At the very beginning of our journey, Roberta told us time and time again that we had to keep Andrew engaged as much as possible. I remember losing it. Just losing it. I had a fretful newborn who kept me up at night, and after a long day of caring for both small children and driving Andrew from one therapy to another, I was too exhausted to do anything but prop him in front of the TV or let him retreat into his mysterious world of lining things up and laughing to himself.

My husband was writing on a sitcom that had incredibly long hours. By the time he came home at ten or eleven at night, he was totally exhausted, and even on his rare early nights, he was wiped out. We'd both be collapsed on a sofa, barely able to move, and then we'd hear Andrew off by himself, playing his little self-stimulatory games and murmuring senselessly, and I'd be hit by an overwhelming sense of failure. Concern soon turned to anger – I kept thinking it was all Rob's fault, that if he would just go play with Andrew, I wouldn't have to feel so guilty about everything. I had spent the day with the kids – wasn't it his turn?
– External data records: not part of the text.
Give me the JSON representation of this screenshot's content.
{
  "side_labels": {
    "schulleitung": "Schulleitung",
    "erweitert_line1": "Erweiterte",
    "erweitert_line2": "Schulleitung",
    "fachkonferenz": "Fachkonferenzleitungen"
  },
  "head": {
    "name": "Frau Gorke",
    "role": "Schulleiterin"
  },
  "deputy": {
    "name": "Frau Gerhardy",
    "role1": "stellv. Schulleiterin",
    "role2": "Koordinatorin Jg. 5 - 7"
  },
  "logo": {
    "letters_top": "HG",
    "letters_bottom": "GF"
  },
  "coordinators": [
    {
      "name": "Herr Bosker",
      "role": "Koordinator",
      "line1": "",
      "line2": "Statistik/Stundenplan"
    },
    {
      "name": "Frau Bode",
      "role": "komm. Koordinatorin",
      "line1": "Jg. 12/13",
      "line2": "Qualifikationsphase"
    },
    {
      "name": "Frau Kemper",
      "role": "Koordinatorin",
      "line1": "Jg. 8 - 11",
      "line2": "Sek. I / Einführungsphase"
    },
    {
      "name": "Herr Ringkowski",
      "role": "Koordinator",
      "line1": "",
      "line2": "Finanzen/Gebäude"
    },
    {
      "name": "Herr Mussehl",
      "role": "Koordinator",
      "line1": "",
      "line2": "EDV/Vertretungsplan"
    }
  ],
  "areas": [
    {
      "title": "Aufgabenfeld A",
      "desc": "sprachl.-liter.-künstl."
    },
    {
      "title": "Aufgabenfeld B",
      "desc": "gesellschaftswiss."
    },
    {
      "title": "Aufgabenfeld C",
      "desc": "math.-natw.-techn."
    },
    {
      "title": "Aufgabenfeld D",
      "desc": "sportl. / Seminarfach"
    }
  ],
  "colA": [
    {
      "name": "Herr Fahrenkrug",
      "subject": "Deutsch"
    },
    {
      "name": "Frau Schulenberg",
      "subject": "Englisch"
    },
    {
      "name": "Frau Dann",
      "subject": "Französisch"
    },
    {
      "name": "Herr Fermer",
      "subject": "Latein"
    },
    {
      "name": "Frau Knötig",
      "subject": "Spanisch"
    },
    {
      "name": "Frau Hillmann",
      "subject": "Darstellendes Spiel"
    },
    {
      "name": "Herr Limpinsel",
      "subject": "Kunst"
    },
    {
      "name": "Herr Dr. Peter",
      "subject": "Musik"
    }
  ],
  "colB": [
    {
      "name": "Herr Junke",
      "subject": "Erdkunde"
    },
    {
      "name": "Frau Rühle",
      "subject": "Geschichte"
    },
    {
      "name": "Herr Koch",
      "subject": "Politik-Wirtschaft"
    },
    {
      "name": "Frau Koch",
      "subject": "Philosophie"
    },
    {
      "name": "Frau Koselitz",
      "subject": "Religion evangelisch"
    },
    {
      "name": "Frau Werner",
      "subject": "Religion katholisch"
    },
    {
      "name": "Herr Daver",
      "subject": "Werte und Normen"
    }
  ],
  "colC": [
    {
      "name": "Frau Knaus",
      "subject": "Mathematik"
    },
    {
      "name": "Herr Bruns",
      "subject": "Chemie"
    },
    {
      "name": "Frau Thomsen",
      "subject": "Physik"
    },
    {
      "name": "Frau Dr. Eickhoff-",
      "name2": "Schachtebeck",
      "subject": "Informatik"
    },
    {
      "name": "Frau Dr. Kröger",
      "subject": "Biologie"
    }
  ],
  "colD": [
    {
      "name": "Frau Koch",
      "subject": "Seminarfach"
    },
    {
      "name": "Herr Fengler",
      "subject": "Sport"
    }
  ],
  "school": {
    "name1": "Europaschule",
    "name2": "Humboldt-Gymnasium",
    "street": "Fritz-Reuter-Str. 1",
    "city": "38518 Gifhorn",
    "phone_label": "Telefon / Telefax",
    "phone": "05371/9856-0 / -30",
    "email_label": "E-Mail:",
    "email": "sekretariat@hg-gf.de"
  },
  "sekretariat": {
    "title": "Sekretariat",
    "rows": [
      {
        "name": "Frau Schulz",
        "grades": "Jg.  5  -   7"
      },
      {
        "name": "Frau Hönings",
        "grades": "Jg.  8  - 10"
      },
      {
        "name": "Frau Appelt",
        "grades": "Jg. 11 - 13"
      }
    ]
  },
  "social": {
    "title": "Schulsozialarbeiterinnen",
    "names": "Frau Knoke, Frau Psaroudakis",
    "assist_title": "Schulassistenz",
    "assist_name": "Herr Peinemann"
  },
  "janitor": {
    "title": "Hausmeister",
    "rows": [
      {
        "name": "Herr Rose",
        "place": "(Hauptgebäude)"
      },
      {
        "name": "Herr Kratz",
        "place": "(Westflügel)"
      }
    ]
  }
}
And Rob was thinking the same thing, of course – that he'd had a long day and didn't have anything left to give, but here he was feeling guilty, and if I would just get up and work with Andrew, then he wouldn't have to feel so bad.

The truth was that we were both tapped out. Neither of us had the energy to engage our son, and we were resenting each other for it.

That was when we realized it was time to start hiring some extra help.

We're lucky. We can afford to spend money out of our own pocket for stuff like that. We hired an undergraduate named Pete Candela – who had worked with Andrew already at UCLA – to come every day for an hour or so late in the afternoon or early in the evening, just to play with Andrew and keep him engaged. These few hours improved our lives immeasurably in every possible way.

Regional centers will sometimes help pay for this kind of support, I know, and a lot of people can call on relatives to help, either financially or with the actual work. My sister Nell used to come in the evenings just to play with Andrew and give us a break. Her energy was unbelievable – at that point, she didn't have children of her own, so she didn't mind wearing herself out with Andrew. She made up great games and kept Andrew happy and engaged every time she came over.

So we discovered there are alternatives to sitting around and glaring at each other.